Fazit
Soweit man die umständliche Installationsprozedur heil überstanden hat und dabei seine Windows-Installation nicht endgültig ruiniert hat, stellt sich WhatsUp Small Business als brauchbares Werkzeug dar, um die wenigstens per IP-Adresse erreichbare Komponenten in einem lokalen Netzwerk - einschließlich im Internet exponierte Server - zu überwachen, deren Betriebszustand, Verfügbarkeit und Netzwerk-Performance zu überprüfen und zu dokumentieren. Wären da nicht einige Macken wie:
die harte Begrenzung auf zehn Geräte, der exorbitante Hauptspeicherverbrauch, der unverhältnismäßig hohe Bedarf an Festlattenplatz die sehr eingeschränkten Konfigurationsmöglichkeiten, die miserable Skalierung im Performance-Monitor, die lachhafte Export-Funktion nach Excel, die zwar die Gerätenamen, nicht aber die Messwerte in eine Tabelle überträgt, das Fehlen von Log-Dateien, etwa um seinem DSL-Provider Leitungsausfälle nachzuweisen...Insbesondere die harte Begrenzung auf 10 Geräte erweist sich bereits in einem Home-Office als praxisuntauglich, erst recht aber für ein Small Business, das vielleicht zwei, drei Filialstandorte überwachen will - mit (WLAN-)Routern und Bridges, Print-, Web- und E-Mail-Servern. Und wenn Ipswitch, wie es die die Auflistung von Spielkonsolen impliziert, tatsächlich auf das vernetze Heim abzielt, dann reichen zehn Geräte erst recht nicht. Denn wenn ein Privatanwender schon Hunderte von Euros für ein solches Werkzeug hinblättern soll, dann will er alle seine Geräte überwachen: WLAN-Internet-Router hier, WLAN-Bridge da, Print-Server, Smartdisplay, TV-PC-WLAN-Bridge, WLAN-IP-Telefon etc.

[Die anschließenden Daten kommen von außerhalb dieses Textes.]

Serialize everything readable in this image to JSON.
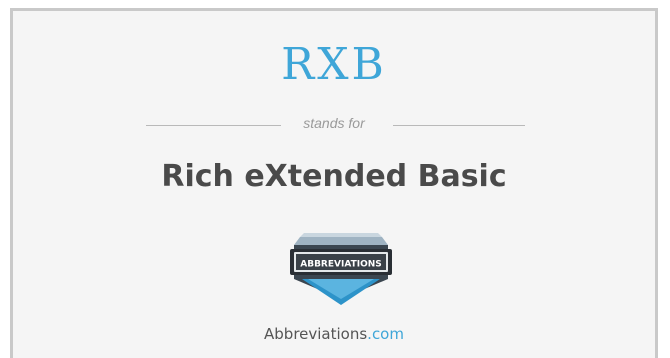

Dass WhatsUp Small Business optisch aufgemotzt ist, lässt sich auch andres interpretieren: Das englische Wort "skinny" lautet in der deutschen Übersetzung "mager" - zu mager jedenfalls, wenn man bedenkt, dass dieser Elefant im Ping-Laden so wenige Netzwerkgeräte verwalten kann.